Amérique. De nos jours. Ou presque.
Ils sont quatre. Quatre États du Sud des États-Unis à ne pas avoir aboli l’esclavage et à vivre sur l’exploitation abjecte de la détresse humaine. Mais au Nord, l’Underground Airlines permet aux esclaves évadés de rejoindre le Canada. Du moins s’ils parviennent à échapper aux chasseurs d’âmes, comme Victor. Ancien esclave contraint de travailler pour les U.S. Marshals, il va de ville en ville, pour traquer ses frères et sœurs en fuite. Le cas de Jackdaw n’était qu’une affaire de plus… mais elle va mettre au jour un terrible secret que le gouvernement tente à tout prix de protéger.
Underground Airlines de Ben H. Winters nous plonge dans une horrible réalité : et si l’esclavage existait toujours de nos jours, dans une des plus grandes puissances mondiales, de façon tout à fait légale ? On pourrait débattre du fait que l’esclavage moderne existe encore dans certains pays, mais dans le roman, c’est un phénomène assumé avec fierté dans les Etats du sud des Etats-Unis, un pays qui a aboli l’esclavage en 1863. Ce qui est terrifiant, c’est que le système qui a été mis en place pour réguler l’esclavage est dans Underground Airlines plutôt crédible et on se dit que le monde pourrait ressembler effectivement à cela si les choses s’étaient passées autrement. Pour ces raisons, j’aurais tendance à classer ce roman dans les uchronies (et il a d’ailleurs remporté le prix Sidewise récompensant les meilleures uchronies).
Je n’ai pas l’habitude de lire ce genre de romans, je préfère généralement la fantasy pure. Et pourtant. J’ai tout simplement dévoré ce roman, incapable de le lâcher pendant une semaine. Tout d’abord, le personnage principal en lui-même, de voir cet ancien esclave courir après ceux en fuite. Le récit se passe à la première personne du singulier, on entre totalement dans la tête de Victor et c’est extrêmement intéressant d’avoir son avis sur ce qu’il se passe. On pourrait se dire qu’en tant qu’ancien esclave, il soutient les abolitionnistes de tout son cœur. En réalité, il a un avis bien plus nuancé sur la question et au final, c’est tout à fait crédible. Il expose ses raisons de penser ainsi et on en vient à partager son regard critique sur la situation. Il y a très peu de personnages dans le roman (à la louche, une dizaine de vraiment présents) et seuls certains sont développés, mais l’auteur le fait avec finesse, ce qui rend les personnages réellement vivants. Ensuite, il y a l’intrigue, forcément. On suit Victor tout au long de son enquête, on éprouve les mêmes doutes que lui et on a envie d’en savoir plus, de comprendre ce qui se trame derrière tout ça. Je n’en dirai pas plus, mais la fin est une réelle apothéose. J’avais absolument envie de savoir ce qu’il s’était passé ensuite.
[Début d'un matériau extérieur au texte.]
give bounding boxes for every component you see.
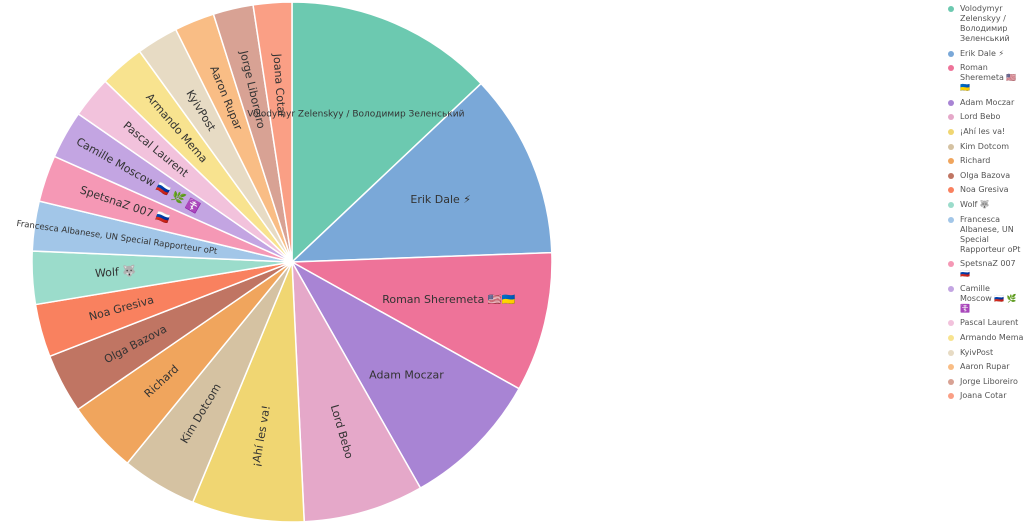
legend-label: Roman Sheremeta 🇺🇸🇺🇦 xyxy=(960,63,1017,93)
legend-swatch xyxy=(948,378,954,385)
pie-chart: Volodymyr Zelenskyy / Володимир Зеленськ… xyxy=(16,1,553,523)
legend-swatch xyxy=(948,349,954,356)
pie-slice xyxy=(290,82,553,263)
legend-label: Armando Mema xyxy=(960,332,1024,342)
legend-label: Wolf 🐺 xyxy=(960,199,990,209)
slice-label: Wolf 🐺 xyxy=(95,265,137,281)
legend-item[interactable]: Wolf 🐺 xyxy=(948,200,1024,210)
pie-slice xyxy=(291,261,422,523)
legend-swatch xyxy=(948,334,954,341)
legend-label: Kim Dotcom xyxy=(960,141,1010,151)
legend-item[interactable]: Aaron Rupar xyxy=(948,362,1024,372)
legend-swatch xyxy=(948,172,954,179)
legend-label: KyivPost xyxy=(960,347,994,357)
pie-slice xyxy=(289,251,553,390)
legend-label: Aaron Rupar xyxy=(960,362,1010,372)
legend-item[interactable]: SpetsnaZ 007 🇷🇺 xyxy=(948,259,1024,279)
legend: Volodymyr Zelenskyy / Володимир Зеленськ… xyxy=(948,4,1024,406)
legend-label: Francesca Albanese, UN Special Rapporteu… xyxy=(960,214,1021,254)
legend-item[interactable]: ¡Ahí les va! xyxy=(948,127,1024,137)
legend-item[interactable]: Lord Bebo xyxy=(948,112,1024,122)
slice-label: Volodymyr Zelenskyy / Володимир Зеленськ… xyxy=(247,109,464,119)
legend-swatch xyxy=(948,201,954,208)
legend-item[interactable]: Adam Moczar xyxy=(948,98,1024,108)
legend-swatch xyxy=(948,158,954,165)
legend-label: Richard xyxy=(960,156,991,166)
legend-item[interactable]: Jorge Liboreiro xyxy=(948,377,1024,387)
pie-slice xyxy=(291,1,483,264)
legend-item[interactable]: Kim Dotcom xyxy=(948,142,1024,152)
legend-label: Volodymyr Zelenskyy / Володимир Зеленськ… xyxy=(960,4,1010,43)
slice-label: Joana Cotar xyxy=(270,52,288,118)
legend-item[interactable]: Erik Dale ⚡ xyxy=(948,49,1024,59)
legend-item[interactable]: Richard xyxy=(948,156,1024,166)
legend-swatch xyxy=(948,216,954,223)
legend-swatch xyxy=(948,50,954,57)
legend-swatch xyxy=(948,99,954,106)
legend-label: Jorge Liboreiro xyxy=(960,376,1018,386)
legend-label: Olga Bazova xyxy=(960,170,1011,180)
legend-item[interactable]: Olga Bazova xyxy=(948,171,1024,181)
legend-swatch xyxy=(948,320,954,327)
legend-swatch xyxy=(948,143,954,150)
legend-label: Noa Gresiva xyxy=(960,185,1009,195)
legend-label: Lord Bebo xyxy=(960,112,1001,122)
legend-label: Joana Cotar xyxy=(960,391,1007,401)
legend-item[interactable]: Camille Moscow 🇷🇺 🌿 ☦️ xyxy=(948,284,1024,314)
legend-item[interactable]: Armando Mema xyxy=(948,333,1024,343)
pie-slice xyxy=(290,260,521,490)
slice-label: Roman Sheremeta 🇺🇸🇺🇦 xyxy=(382,293,515,306)
legend-swatch xyxy=(948,65,954,72)
legend-item[interactable]: Pascal Laurent xyxy=(948,318,1024,328)
legend-item[interactable]: Noa Gresiva xyxy=(948,185,1024,195)
pie-slice xyxy=(191,261,305,523)
legend-swatch xyxy=(948,128,954,135)
legend-swatch xyxy=(948,285,954,292)
legend-item[interactable]: Joana Cotar xyxy=(948,391,1024,401)
legend-item[interactable]: KyivPost xyxy=(948,348,1024,358)
legend-swatch xyxy=(948,6,954,12)
pie-slice xyxy=(252,1,293,263)
slice-label: Adam Moczar xyxy=(369,369,444,382)
legend-item[interactable]: Roman Sheremeta 🇺🇸🇺🇦 xyxy=(948,63,1024,93)
legend-label: SpetsnaZ 007 🇷🇺 xyxy=(960,259,1016,279)
legend-swatch xyxy=(948,261,954,268)
legend-label: ¡Ahí les va! xyxy=(960,126,1006,136)
legend-label: Adam Moczar xyxy=(960,97,1015,107)
legend-label: Pascal Laurent xyxy=(960,318,1019,328)
legend-swatch xyxy=(948,114,954,121)
legend-item[interactable]: Francesca Albanese, UN Special Rapporteu… xyxy=(948,215,1024,255)
legend-swatch xyxy=(948,393,954,400)
slice-label: Erik Dale ⚡ xyxy=(410,193,471,206)
legend-swatch xyxy=(948,187,954,194)
legend-item[interactable]: Volodymyr Zelenskyy / Володимир Зеленськ… xyxy=(948,4,1024,44)
legend-swatch xyxy=(948,364,954,371)
legend-label: Erik Dale ⚡ xyxy=(960,48,1005,58)
legend-label: Camille Moscow 🇷🇺 🌿 ☦️ xyxy=(960,283,1017,313)
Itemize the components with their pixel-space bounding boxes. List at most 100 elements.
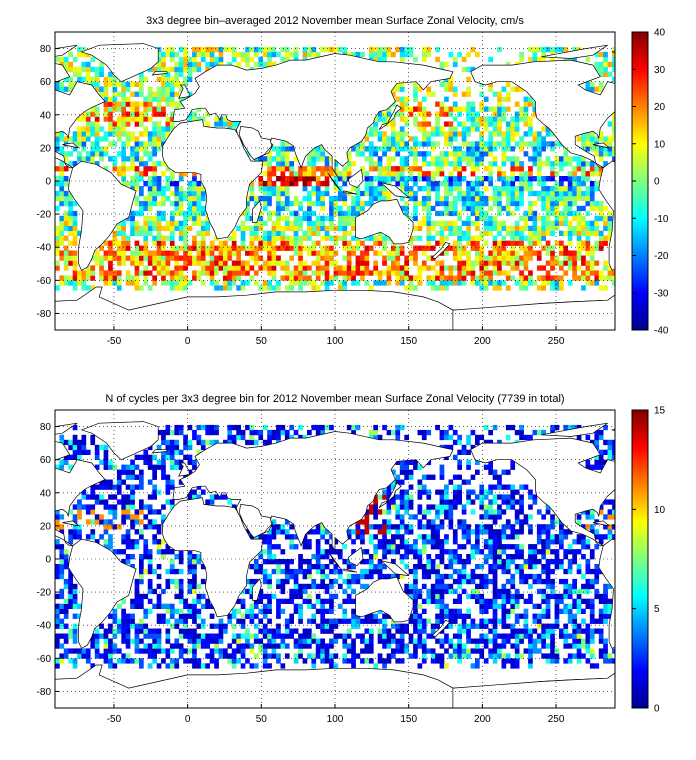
- bin-cell: [386, 275, 392, 281]
- bin-cell: [139, 186, 144, 192]
- bin-cell: [386, 658, 392, 664]
- bin-cell: [161, 131, 166, 137]
- bin-cell: [90, 285, 96, 291]
- bin-cell: [461, 195, 467, 202]
- bin-cell: [536, 240, 542, 246]
- bin-cell: [139, 121, 144, 127]
- bin-cell: [351, 270, 356, 276]
- bin-cell: [483, 658, 489, 664]
- bin-cell: [421, 205, 427, 212]
- bin-cell: [280, 171, 286, 177]
- bin-cell: [461, 151, 467, 157]
- bin-cell: [156, 101, 162, 107]
- bin-cell: [280, 643, 286, 649]
- bin-cell: [192, 643, 197, 649]
- bin-cell: [594, 275, 600, 281]
- bin-cell: [196, 195, 202, 202]
- bin-cell: [435, 161, 440, 167]
- bin-cell: [444, 489, 449, 495]
- bin-cell: [134, 176, 140, 182]
- bin-cell: [289, 598, 294, 604]
- x-tick-label: 50: [256, 336, 268, 347]
- bin-cell: [249, 648, 255, 654]
- bin-cell: [302, 434, 308, 441]
- bin-cell: [475, 598, 480, 604]
- bin-cell: [253, 534, 259, 540]
- bin-cell: [324, 648, 330, 654]
- bin-cell: [572, 166, 577, 172]
- bin-cell: [448, 524, 454, 530]
- bin-cell: [435, 588, 440, 595]
- bin-cell: [505, 260, 511, 266]
- bin-cell: [134, 81, 140, 87]
- x-tick-label: 0: [185, 336, 191, 347]
- bin-cell: [470, 623, 476, 629]
- bin-cell: [231, 439, 237, 446]
- bin-cell: [382, 136, 387, 142]
- bin-cell: [501, 161, 507, 167]
- bin-cell: [404, 628, 409, 634]
- bin-cell: [130, 499, 135, 505]
- bin-cell: [320, 658, 325, 664]
- bin-cell: [139, 131, 144, 137]
- bin-cell: [612, 66, 615, 73]
- bin-cell: [528, 121, 533, 127]
- bin-cell: [289, 633, 294, 639]
- bin-cell: [55, 265, 60, 271]
- bin-cell: [165, 270, 171, 276]
- bin-cell: [329, 638, 334, 644]
- bin-cell: [510, 190, 516, 197]
- bin-cell: [572, 230, 577, 236]
- bin-cell: [589, 171, 595, 177]
- bin-cell: [187, 633, 193, 639]
- bin-cell: [81, 126, 87, 132]
- bin-cell: [108, 663, 113, 669]
- bin-cell: [77, 439, 82, 446]
- bin-cell: [200, 489, 206, 495]
- bin-cell: [55, 464, 60, 470]
- bin-cell: [399, 46, 405, 53]
- bin-cell: [99, 66, 104, 73]
- bin-cell: [196, 66, 202, 73]
- bin-cell: [399, 245, 405, 251]
- bin-cell: [161, 275, 166, 281]
- bin-cell: [430, 568, 436, 575]
- bin-cell: [408, 593, 414, 600]
- bin-cell: [333, 633, 339, 639]
- bin-cell: [563, 205, 569, 212]
- bin-cell: [223, 275, 228, 281]
- bin-cell: [81, 131, 87, 137]
- bin-cell: [152, 638, 157, 644]
- bin-cell: [576, 235, 582, 241]
- bin-cell: [289, 559, 294, 565]
- bin-cell: [139, 628, 144, 634]
- bin-cell: [492, 220, 498, 226]
- bin-cell: [426, 86, 432, 92]
- bin-cell: [386, 106, 392, 112]
- bin-cell: [452, 220, 458, 226]
- bin-cell: [386, 250, 392, 256]
- bin-cell: [298, 176, 303, 182]
- bin-cell: [81, 653, 87, 659]
- bin-cell: [156, 51, 162, 58]
- bin-cell: [519, 270, 524, 276]
- bin-cell: [196, 250, 202, 256]
- bin-cell: [452, 56, 458, 63]
- bin-cell: [501, 235, 507, 241]
- bin-cell: [444, 220, 449, 226]
- bin-cell: [262, 573, 268, 580]
- bin-cell: [121, 176, 126, 182]
- bin-cell: [99, 444, 104, 451]
- bin-cell: [360, 638, 365, 644]
- bin-cell: [139, 623, 144, 629]
- bin-cell: [183, 260, 188, 266]
- bin-cell: [161, 126, 166, 132]
- bin-cell: [59, 146, 65, 152]
- bin-cell: [457, 230, 462, 236]
- bin-cell: [169, 499, 175, 505]
- bin-cell: [386, 195, 392, 202]
- bin-cell: [161, 96, 166, 102]
- bin-cell: [391, 171, 396, 177]
- bin-cell: [479, 270, 485, 276]
- bin-cell: [271, 230, 277, 236]
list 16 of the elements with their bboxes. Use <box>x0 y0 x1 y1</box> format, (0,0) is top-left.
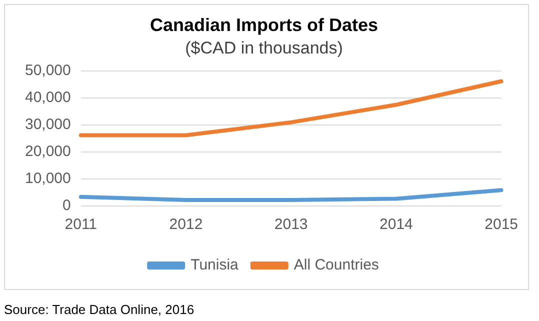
y-tick-label: 50,000 <box>24 62 71 80</box>
x-tick-label: 2014 <box>380 216 413 234</box>
x-tick-label: 2013 <box>274 216 308 234</box>
y-tick-label: 10,000 <box>24 170 71 188</box>
source-note: Source: Trade Data Online, 2016 <box>4 302 194 317</box>
legend-label: All Countries <box>294 256 379 274</box>
chart-title: Canadian Imports of Dates <box>150 14 378 35</box>
y-tick-label: 40,000 <box>24 89 71 106</box>
x-tick-label: 2011 <box>64 216 98 234</box>
legend-label: Tunisia <box>190 256 240 274</box>
x-tick-label: 2012 <box>169 216 203 234</box>
x-tick-label: 2015 <box>484 216 518 234</box>
chart-subtitle: ($CAD in thousands) <box>185 38 343 58</box>
y-tick-label: 0 <box>62 197 71 214</box>
y-tick-label: 30,000 <box>24 116 71 134</box>
y-tick-label: 20,000 <box>24 143 71 160</box>
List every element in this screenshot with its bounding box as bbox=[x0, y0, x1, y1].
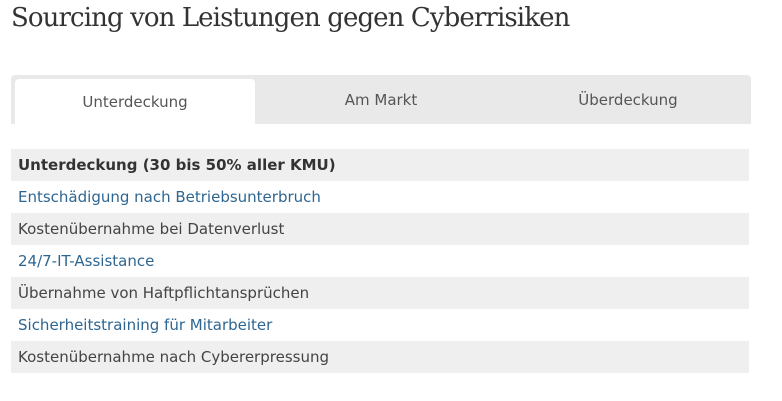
coverage-list: Unterdeckung (30 bis 50% aller KMU) Ents… bbox=[11, 149, 749, 373]
list-item-link[interactable]: 24/7-IT-Assistance bbox=[18, 252, 155, 270]
list-item: Kostenübernahme bei Datenverlust bbox=[11, 213, 749, 245]
tab-ueberdeckung[interactable]: Überdeckung bbox=[508, 75, 748, 124]
tab-bar: Unterdeckung Am Markt Überdeckung bbox=[11, 75, 751, 124]
tab-label: Am Markt bbox=[344, 90, 418, 109]
list-header: Unterdeckung (30 bis 50% aller KMU) bbox=[11, 149, 749, 181]
tab-unterdeckung[interactable]: Unterdeckung bbox=[15, 79, 255, 124]
list-item: Übernahme von Haftpflichtansprüchen bbox=[11, 277, 749, 309]
page-title: Sourcing von Leistungen gegen Cyberrisik… bbox=[11, 3, 570, 33]
list-item: Kostenübernahme nach Cybererpressung bbox=[11, 341, 749, 373]
list-item-link[interactable]: Sicherheitstraining für Mitarbeiter bbox=[18, 316, 273, 334]
tab-am-markt[interactable]: Am Markt bbox=[261, 75, 501, 124]
tab-label: Unterdeckung bbox=[82, 92, 188, 111]
list-item-link[interactable]: Entschädigung nach Betriebsunterbruch bbox=[18, 188, 321, 206]
tab-label: Überdeckung bbox=[578, 90, 678, 109]
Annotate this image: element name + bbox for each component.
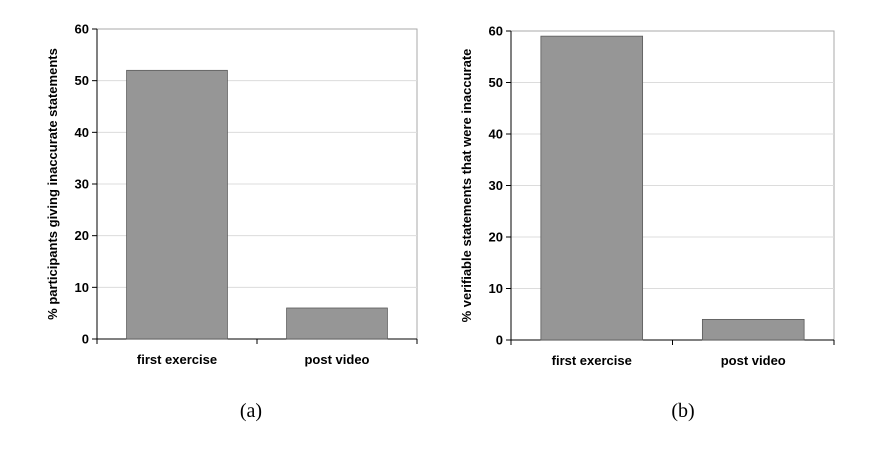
bar-1	[126, 69, 228, 340]
y-tick-label: 20	[75, 228, 89, 243]
panel-label: (b)	[671, 400, 694, 422]
y-tick-label: 40	[75, 125, 89, 140]
bar-2	[701, 318, 805, 341]
y-tick-label: 10	[489, 281, 503, 296]
bar-1	[540, 35, 644, 341]
x-tick-label: first exercise	[137, 352, 217, 367]
chart-a: 0 10 20 30 40 50 60 first exercise post video % p…	[45, 22, 418, 422]
x-tick-label: post video	[304, 352, 369, 367]
y-tick-label: 60	[489, 24, 503, 39]
y-tick-label: 10	[75, 280, 89, 295]
y-tick-label: 50	[489, 75, 503, 90]
y-tick-label: 30	[489, 178, 503, 193]
y-tick-label: 0	[496, 333, 503, 348]
chart-b: 0 10 20 30 40 50 60 first exercise post video % v…	[459, 24, 835, 422]
y-tick-label: 20	[489, 230, 503, 245]
y-tick-label: 30	[75, 177, 89, 192]
y-tick-label: 50	[75, 73, 89, 88]
bar-2	[286, 307, 388, 340]
y-tick-label: 0	[82, 332, 89, 347]
panel-label: (a)	[240, 400, 262, 422]
x-tick-label: post video	[721, 353, 786, 368]
y-axis-label: % verifiable statements that were inaccu…	[459, 49, 474, 323]
y-axis-label: % participants giving inaccurate stateme…	[45, 48, 60, 320]
x-tick-label: first exercise	[552, 353, 632, 368]
y-tick-label: 60	[75, 22, 89, 37]
y-tick-label: 40	[489, 127, 503, 142]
Vous l’aurez compris, je recommande totalement ce roman, qui nous plonge dans une réalité qu’on ne voudrait absolument pas connaître. Vous me direz qu’aujourd’hui, c’est impensable de se retrouver dans une telle situation, mais on peut se dire que ce roman pointe du doigt certains aspects de la société. J’ai trouvé qu’il était extrêmement intéressant et novateur, un bon moyen pour aborder un sujet aussi sérieux.